Indessen gab es für das Acetylen auch ein Hindernis der schnellen Einführung, das nicht auf technischem oder ökonomischem Gebiete lag. Bald nach der Entdeckung Wilsons zogen mehrere durch Acetylenexplosionen veranlaßte schwere Katastrophen in Berlin, Brüssel, Paris und anderen Städten die allgemeine Aufmerksamkeit auf sich und gaben sogar den Anlaß zu polizeilichen Maßnahmen, die den Gebrauch des Gases beträchtlich einzuengen geeignet waren. Eingehende Versuche haben aber erwiesen, daß namentlich das verflüssigte Acetylen, das zum Zwecke des Transportes gleich der Kohlensäure in Stahlbehälter gepreßt wird, besondere Neigung zu gefährlichen Explosionen zeigt. Man mußte also von dieser Art der Verwendung absehen, was wiederum manche an die leichte Transportierbarkeit des Acetylens geknüpfte Hoffnung zerstörte. Eine Entdeckung von G. Claude und A. Heß löste indessen kürzlich auch diese Schwierigkeit, indem die Genannten große Mengen Acetylen dadurch in kleinen Behältern aufbewahrten, daß sie das Gas in flüssiges Aceton hineinpreßten. Aceton, das auch Essiggeist genannt wird, vermag bei 12 Atmosphären Druck das 300fache seines Rauminhaltes an Acetylen aufzunehmen und gefahrlos festzuhalten, um es zum Zweck des Gebrauchs bei vermindertem Druck leicht wieder abzugeben.
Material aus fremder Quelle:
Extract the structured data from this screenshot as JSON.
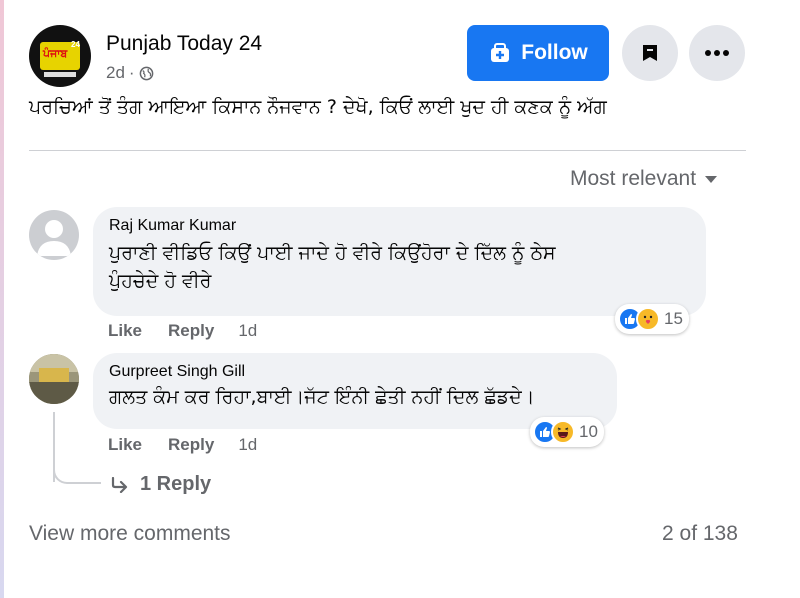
{
  "post": {
    "page_name": "Punjab Today 24",
    "time": "2d",
    "text": "ਪਰਚਿਆਂ ਤੋਂ ਤੰਗ ਆਇਆ ਕਿਸਾਨ ਨੌਜਵਾਨ ? ਦੇਖੋ, ਕਿਓਂ ਲਾਈ ਖੁਦ ਹੀ ਕਣਕ ਨੂੰ ਅੱਗ",
    "logo_text": "ਪੰਜਾਬ",
    "logo_num": "24"
  },
  "header": {
    "follow_label": "Follow"
  },
  "sort": {
    "label": "Most relevant"
  },
  "comments": [
    {
      "author": "Raj Kumar Kumar",
      "line1": "ਪੁਰਾਣੀ ਵੀਡਿਓ ਕਿਉਂ ਪਾਈ ਜਾਦੇ ਹੋ ਵੀਰੇ ਕਿਉਂਹੋਰਾ ਦੇ ਦਿੱਲ ਨੂੰ ਠੇਸ",
      "line2": "ਪੁੰਹਚੇਦੇ ਹੋ ਵੀਰੇ",
      "like": "Like",
      "reply": "Reply",
      "time": "1d",
      "reaction_count": "15"
    },
    {
      "author": "Gurpreet Singh Gill",
      "line1": "ਗਲਤ ਕੰਮ ਕਰ ਰਿਹਾ,ਬਾਈ।ਜੱਟ ਇੰਨੀ ਛੇਤੀ ਨਹੀਂ ਦਿਲ ਛੱਡਦੇ।",
      "like": "Like",
      "reply": "Reply",
      "time": "1d",
      "reaction_count": "10",
      "replies_label": "1 Reply"
    }
  ],
  "footer": {
    "view_more": "View more comments",
    "count": "2 of 138"
  },
  "colors": {
    "accent": "#1877f2",
    "secondary_text": "#65676b",
    "bubble": "#f0f2f5"
  }
}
Noch einfacher scheint es allerdings, anstatt des gepreßten Gases das Calciumkarbid selbst, dessen Transport und Aufbewahrung unbedenklich ist, zu versenden und die Gasentwicklung jedesmal erst am Gebrauchsorte vorzunehmen. Man bringt diesem Prinzip zufolge Lampen in den Handel, die nur mit Wasser und kleinen Karbidstücken gefüllt werden und ein vorzügliches weißes Licht geben. Von ganz besonderem Wert aber erscheint die Acetylenbeleuchtung für Zwecke, die ein helles, sicheres Licht in fahrbaren Räumen verlangen. So ist man bemüht, dem Acetylen und der Karbidlampe Eingang in die Eisenbahnbeleuchtung zu verschaffen, ferner bringt man Acetylenapparate, die nur mit Wasser und Calciumkarbid geladen werden, für schwimmende Leuchtbojen in Anwendung. In Paris hat man längst Versuche zur Acetylenbeleuchtung von Omnibus und Straßenbahnen gemacht, in Berlin beweisen Anlagen zur Acetylenfabrikation auf dem Werkstätten- und Rangierbahnhof Grunewald, daß das anfänglich gehegte Mißtrauen abgelegt ist. In der deutschen Gold- und Silberscheide-Anstalt zu Frankfurt a. M. werden mit Erfolg Versuche gemacht, die große Hitze der Acetylenlampe zum Schmelzen schwerflüssiger Metalle zu verwenden. Vor allem aber mehren sich die Versuche, das Acetylen auch in den Dienst der Stadtbeleuchtung zu stellen. So hört man jetzt auf allen Seiten von regen Fortschritten der Acetylenindustrie; wir erleben das Schauspiel, daß wieder einmal ein neuer technischer Fortschritt die Fesseln der Versuche abwirft und siegend ins praktische Leben eintritt.